Vida Sherwin came in after school, with Miss Ethel Villets, the town librarian. Miss Sherwin’s optimistic presence gave Carol more confidence. She talked. She informed the circle, “I drove almost down to Wahkeenyan with Will, a few days ago. Isn’t the country lovely! And I do admire the Scandinavian farmers down there so: their big red barns and silos and milking-machines and everything. Do you all know that lonely Lutheran church, with the tin-covered spire, that stands out alone on a hill? It’s so bleak; somehow it seems so brave. I do think the Scandinavians are the hardiest and best people—”

“Oh, do you think so?” protested Mrs. Jackson Elder. “My husband says the Svenskas that work in the planing-mill are perfectly terrible—so silent and cranky, and so selfish, the way they keep demanding raises. If they had their way they’d simply ruin the business.”

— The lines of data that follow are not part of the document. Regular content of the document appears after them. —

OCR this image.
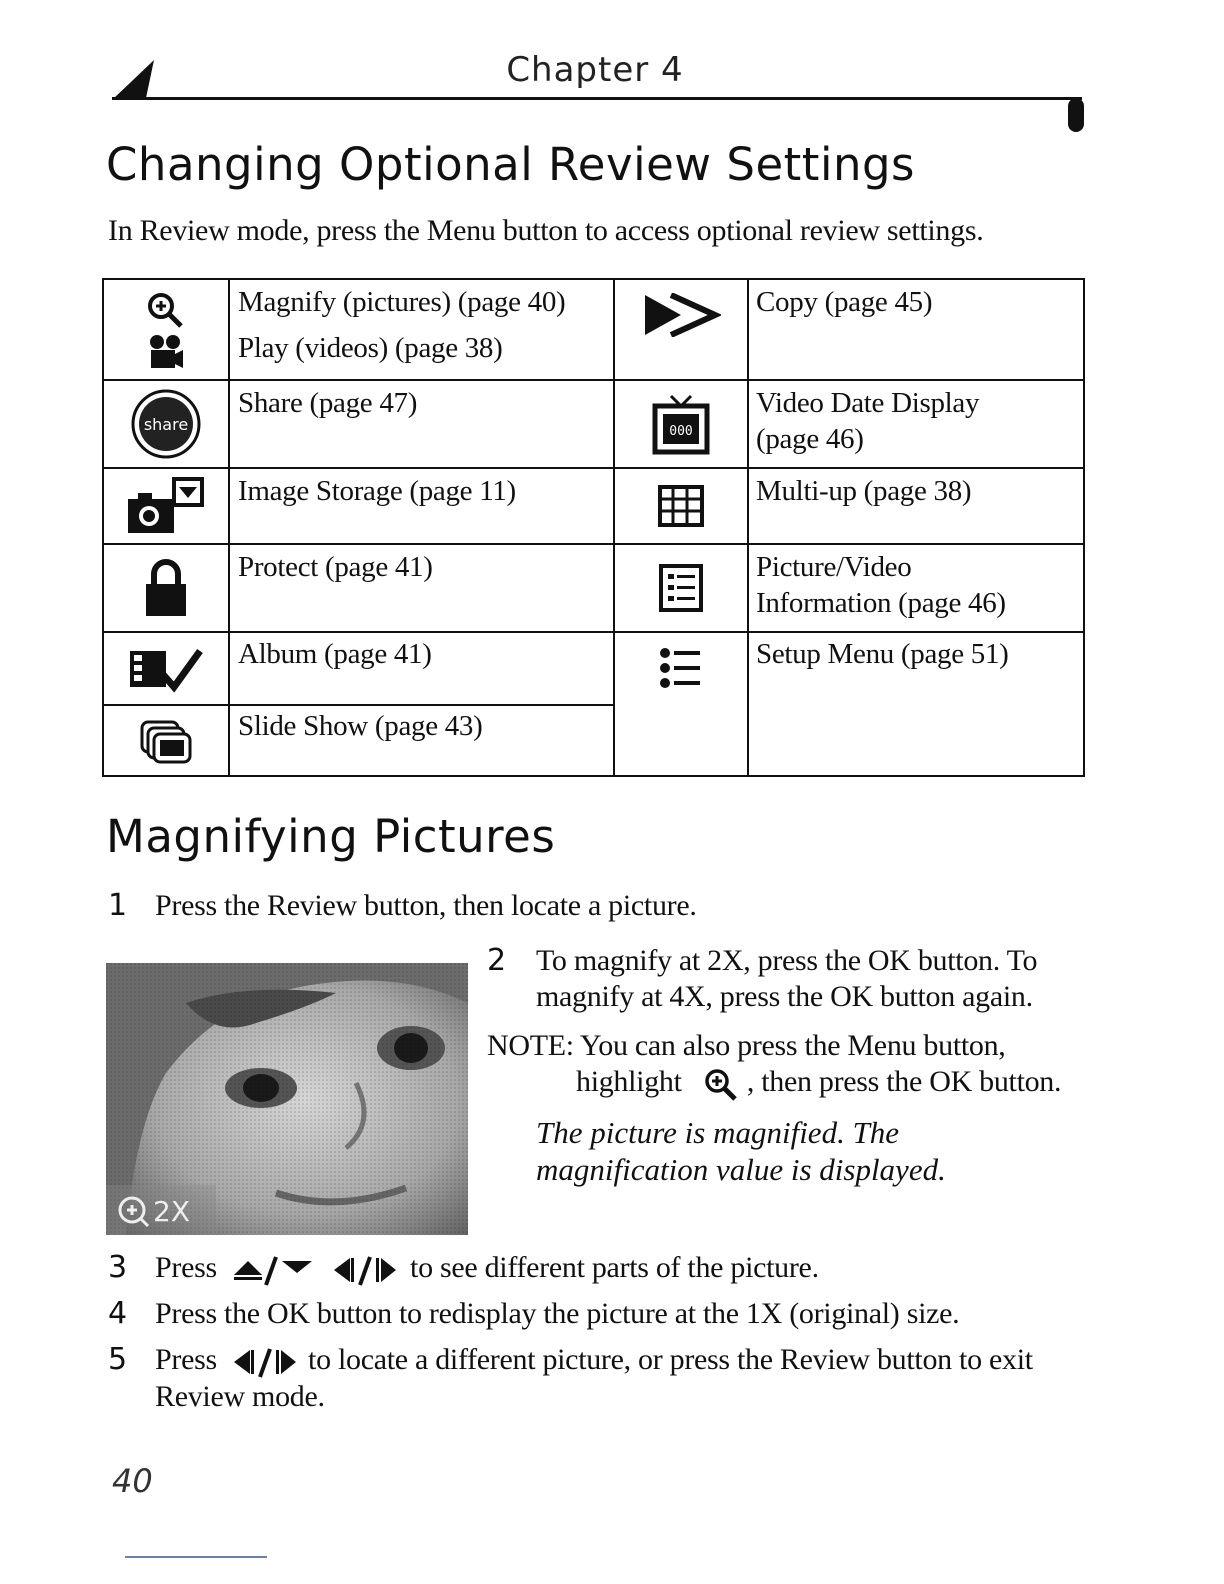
Chapter 4
Changing Optional Review Settings
In Review mode, press the Menu button to access optional review settings.
Magnify (pictures) (page 40)
Play (videos) (page 38)
share
Share (page 47)
Image Storage (page 11)
Protect (page 41)
Album (page 41)
Slide Show (page 43)
Copy (page 45)
000
Video Date Display
(page 46)
Multi-up (page 38)
Picture/Video
Information (page 46)
Setup Menu (page 51)
Magnifying Pictures
1 Press the Review button, then locate a picture.
2X
2 To magnify at 2X, press the OK button. To
magnify at 4X, press the OK button again.
NOTE: You can also press the Menu button,
highlight , then press the OK button.
The picture is magnified. The
magnification value is displayed.
3 Press	to see different parts of the picture.
4 Press the OK button to redisplay the picture at the 1X (original) size.
5 Press	to locate a different picture, or press the Review button to exit
Review mode.
40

“Yes, and they’re simply ghastly hired girls!” wailed Mrs. Dave Dyer. “I swear, I work myself to skin and bone trying to please my hired girls—when I can get them! I do everything in the world for them. They can have their gentleman friends call on them in the kitchen any time, and they get just the same to eat as we do, if there’s any left over, and I practically never jump on them.”

Juanita Haydock rattled, “They’re ungrateful, all that class of people. I do think the domestic problem is simply becoming awful. I don’t know what the country’s coming to, with these Scandahoofian clodhoppers demanding every cent you can save, and so ignorant and impertinent, and on my word, demanding bath-tubs and everything—as if they weren’t mighty good and lucky at home if they got a bath in the wash-tub.”